Abdul Wadud – By Myself (2023) – FJ/Mt°
Cet enregistrement date de mille neuf cent soixante-dix-sept et le voici réédité pour la première fois. Abdul Wadud fait partie de ces musiciens obscurs dont n’entendent parler que ceux qui cherchent un peu et aiment à aller où d’autres ne vont pas. Sa réputation est grande parmi les musiciens, ceux qui le connaissent ne tarissent pas d’éloges, et ceux qui l’ont entendu s’en souviennent toujours.
Il est né dans une famille de musiciens, au milieu de onze frères et sœurs, l’un deviendra tromboniste, l’autre chanteur d’opéra, un autre sera guitariste et un autre encore collectionneur réputé de vinyle.
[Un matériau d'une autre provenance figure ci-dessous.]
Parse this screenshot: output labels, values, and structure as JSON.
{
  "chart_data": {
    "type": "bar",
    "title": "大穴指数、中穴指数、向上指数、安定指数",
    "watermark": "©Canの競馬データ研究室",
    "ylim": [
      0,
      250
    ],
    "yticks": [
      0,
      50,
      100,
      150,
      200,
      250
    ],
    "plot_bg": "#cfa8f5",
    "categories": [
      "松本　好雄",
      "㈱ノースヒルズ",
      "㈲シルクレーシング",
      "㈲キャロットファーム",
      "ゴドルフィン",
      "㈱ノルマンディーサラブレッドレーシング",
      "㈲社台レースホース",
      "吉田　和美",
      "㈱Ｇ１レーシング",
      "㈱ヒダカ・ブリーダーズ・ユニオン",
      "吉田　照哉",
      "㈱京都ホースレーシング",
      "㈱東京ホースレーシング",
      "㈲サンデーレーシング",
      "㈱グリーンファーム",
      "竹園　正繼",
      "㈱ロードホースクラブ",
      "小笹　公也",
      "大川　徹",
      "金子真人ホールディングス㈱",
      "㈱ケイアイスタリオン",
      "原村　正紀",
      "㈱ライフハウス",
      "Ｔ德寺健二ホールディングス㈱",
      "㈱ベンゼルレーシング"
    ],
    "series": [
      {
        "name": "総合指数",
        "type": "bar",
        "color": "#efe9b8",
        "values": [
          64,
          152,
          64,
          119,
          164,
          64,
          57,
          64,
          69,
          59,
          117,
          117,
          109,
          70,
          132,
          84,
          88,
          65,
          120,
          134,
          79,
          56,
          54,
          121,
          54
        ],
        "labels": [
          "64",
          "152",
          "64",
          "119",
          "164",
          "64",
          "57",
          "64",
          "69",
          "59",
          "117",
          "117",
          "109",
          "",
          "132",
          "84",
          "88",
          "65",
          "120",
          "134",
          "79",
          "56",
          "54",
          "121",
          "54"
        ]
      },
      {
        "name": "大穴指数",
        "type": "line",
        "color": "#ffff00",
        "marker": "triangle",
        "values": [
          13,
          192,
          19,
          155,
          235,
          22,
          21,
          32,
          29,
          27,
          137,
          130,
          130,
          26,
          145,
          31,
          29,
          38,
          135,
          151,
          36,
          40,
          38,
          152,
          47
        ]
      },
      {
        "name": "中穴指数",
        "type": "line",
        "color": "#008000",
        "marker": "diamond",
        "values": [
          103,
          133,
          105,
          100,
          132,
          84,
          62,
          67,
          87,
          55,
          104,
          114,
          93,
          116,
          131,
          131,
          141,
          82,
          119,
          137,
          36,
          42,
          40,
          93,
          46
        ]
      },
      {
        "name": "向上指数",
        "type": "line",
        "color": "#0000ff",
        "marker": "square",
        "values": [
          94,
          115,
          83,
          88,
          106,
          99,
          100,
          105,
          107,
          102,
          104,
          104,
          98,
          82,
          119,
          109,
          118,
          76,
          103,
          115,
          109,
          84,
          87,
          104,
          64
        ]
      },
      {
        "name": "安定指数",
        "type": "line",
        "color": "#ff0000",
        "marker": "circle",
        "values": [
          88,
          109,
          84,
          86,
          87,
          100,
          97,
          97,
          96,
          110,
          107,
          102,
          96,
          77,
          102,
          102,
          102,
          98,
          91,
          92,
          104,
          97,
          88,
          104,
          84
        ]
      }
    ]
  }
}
Pour Abdul ce sera le violoncelle, il l’étudia à partir de l’âge de neuf ans, lui aurait préféré le saxophone, mais voilà, son professeur de musique avait besoin d’un violoncelliste, il fera l’affaire…
Il était doué, récoltait les diplômes, il aurait pu faire une carrière de joueur classique, mais voilà à Cleveland on aime le jazz et Abdul fréquente le Black Unity Trio. Pendant la période des lofts il se fait connaître et gagne une solide réputation, petit à petit il délaisse la musique classique et devient une figure de la scène jazz New-Yorkaise.
On voit en lui, comme l’indique Philippe Robert dans Free Jazz Manifesto, « le premier violoncelliste à part entière de l’avant-garde afro-américaine », cet album-ci est d’ailleurs retenu dans la prestigieuse sélection. Le tirage original de l’album, réalisé par Abdul Wadud lui-même, est estimé à mille copies ou moins, ce qui en fait évidemment une rareté. Cette réédition est donc une bénédiction !
Les bandes originales ont été utilisées pour ce nouveau tirage, malheureusement une altération existe sur « Happiness » qui clôt l’album, mais le travail de restauration est impressionnant. Abdul Wadud nous a quittés en août deux mille vingt-deux, il n’a pas pu réceptionner ce bel album, mais en a supervisé la réalisation tant qu’il a pu.
Cet album est le premier à faire sonner un violoncelle à la façon jazz, il dégage une véritable sérénité en même temps qu’une sorte de « swing » qui se transforme chez l’auditeur en un balancement de tête, comme une ondulation en provenance de l’intérieur, il y a également des périodes de fort lyrisme. On se sent quelque part entre contrebasse et guitare, dans un entre-deux inédit, mais aussi entre pizzicato et, plus rarement, travail à l’archet.